We use Rubocop (for ruby files) and ERB Lint (for erb templates) to help maintain consistency in our code. You can run these utilities during development to check that your code matches our guidelines:

bundle exec rubocop
bundle exec rake eslint
bundle exec erblint .

Testing

Having a good suite of tests is very important to the stability and maintainability of any code base. The tests in the Rails port code are by no means complete, but they are extensive, and must continue to be so with any new functionality which is written. Tests are also useful in giving others confidence in the code you've written, and can greatly speed up the process of merging in new code.

When hacking, you should:

  • Write new tests to cover the new functionality you've added.
  • Where appropriate, modify existing tests to reflect new or changed functionality.
  • Never comment out or remove a test just because it doesn't pass.

You can run the existing test suite with:

bundle exec rake test

You can view test coverage statistics by browsing the coverage directory.

The tests are automatically run on Pull Requests and other commits with the results shown on Travis CI.

Comments

Sometimes it's not apparent from the code itself what it does, or, more importantly, why it does that. Good comments help your fellow developers to read the code and satisfy themselves that it's doing the right thing.

When hacking, you should:

  • Comment your code - don't go overboard, but explain the bits which might be difficult to understand what the code does, why it does it and why it should be the way it is.
  • Check existing comments to ensure that they are not misleading.

i18n

If you make a change that involve the locale files (in config/locales) then please only submit changes to the en.yml file. The other files are updated via Translatewiki and should not be included in your pull request.

Code Documentation

To generate the HTML documentation of the API/rails code, run the command

rake doc:app

Committing

When you submit patches, the project maintainer has to read them and understand them. This is difficult enough at the best of times, and misunderstanding patches can lead to them being more difficult to merge. To help with this, when submitting you should:

  • Split up large patches into smaller units of functionality.
  • Keep your commit messages relevant to the changes in each individual unit.

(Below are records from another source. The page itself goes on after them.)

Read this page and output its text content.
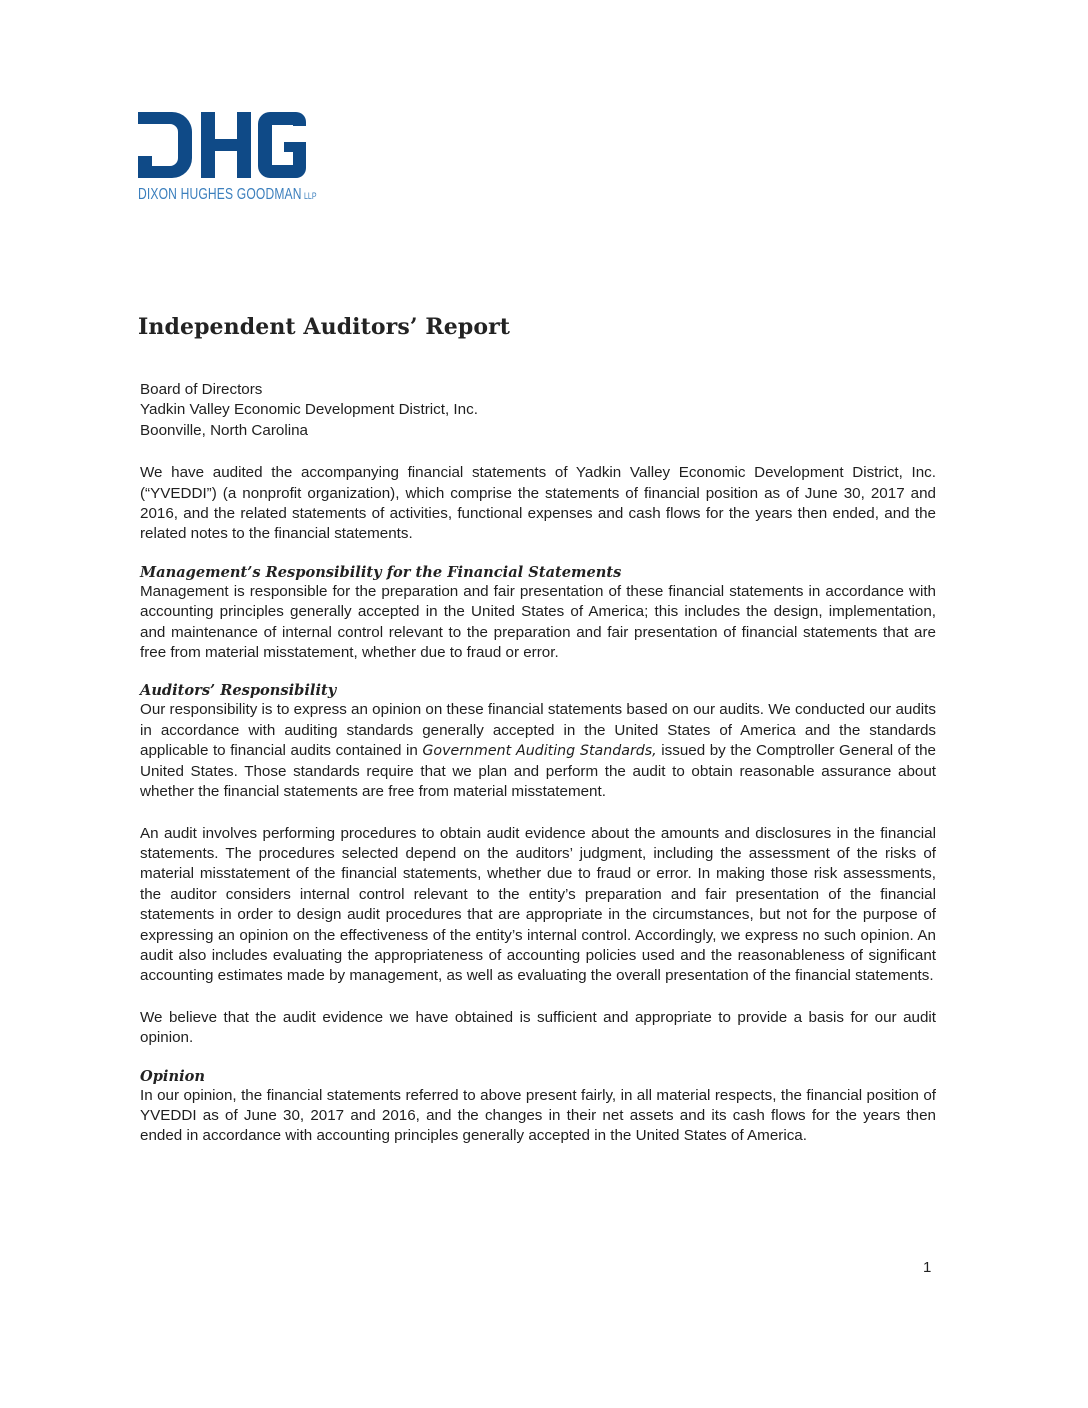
DIXON HUGHES GOODMAN LLP
Independent Auditors’ Report

Board of Directors

Yadkin Valley Economic Development District, Inc.

Boonville, North Carolina

We have audited the accompanying financial statements of Yadkin Valley Economic Development District, Inc. (“YVEDDI”) (a nonprofit organization), which comprise the statements of financial position as of June 30, 2017 and 2016, and the related statements of activities, functional expenses and cash flows for the years then ended, and the related notes to the financial statements.

Management’s Responsibility for the Financial Statements

Management is responsible for the preparation and fair presentation of these financial statements in accordance with accounting principles generally accepted in the United States of America; this includes the design, implementation, and maintenance of internal control relevant to the preparation and fair presentation of financial statements that are free from material misstatement, whether due to fraud or error.

Auditors’ Responsibility

Our responsibility is to express an opinion on these financial statements based on our audits. We conducted our audits in accordance with auditing standards generally accepted in the United States of America and the standards applicable to financial audits contained in Government Auditing Standards, issued by the Comptroller General of the United States. Those standards require that we plan and perform the audit to obtain reasonable assurance about whether the financial statements are free from material misstatement.

An audit involves performing procedures to obtain audit evidence about the amounts and disclosures in the financial statements. The procedures selected depend on the auditors’ judgment, including the assessment of the risks of material misstatement of the financial statements, whether due to fraud or error. In making those risk assessments, the auditor considers internal control relevant to the entity’s preparation and fair presentation of the financial statements in order to design audit procedures that are appropriate in the circumstances, but not for the purpose of expressing an opinion on the effectiveness of the entity’s internal control. Accordingly, we express no such opinion. An audit also includes evaluating the appropriateness of accounting policies used and the reasonableness of significant accounting estimates made by management, as well as evaluating the overall presentation of the financial statements.

We believe that the audit evidence we have obtained is sufficient and appropriate to provide a basis for our audit opinion.

Opinion

In our opinion, the financial statements referred to above present fairly, in all material respects, the financial position of YVEDDI as of June 30, 2017 and 2016, and the changes in their net assets and its cash flows for the years then ended in accordance with accounting principles generally accepted in the United States of America.

1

When writing commit messages please try and stick to the same style as other commits, namely:

  • A one line summary, starting with a capital and with no full stop.
  • A blank line.
  • Full description, as proper sentences with capitals and full stops.

For simple commits the one line summary is often enough and the body of the commit message can be left out.

Sending the patches

If you have forked on GitHub then the best way to submit your patches is to push your changes back to GitHub and then send a "pull request" on GitHub.

Otherwise you should either push your changes to a publicly visible git repository and send the details to the rails-dev list or generate patches with git format-patch and send them to the rails-dev list.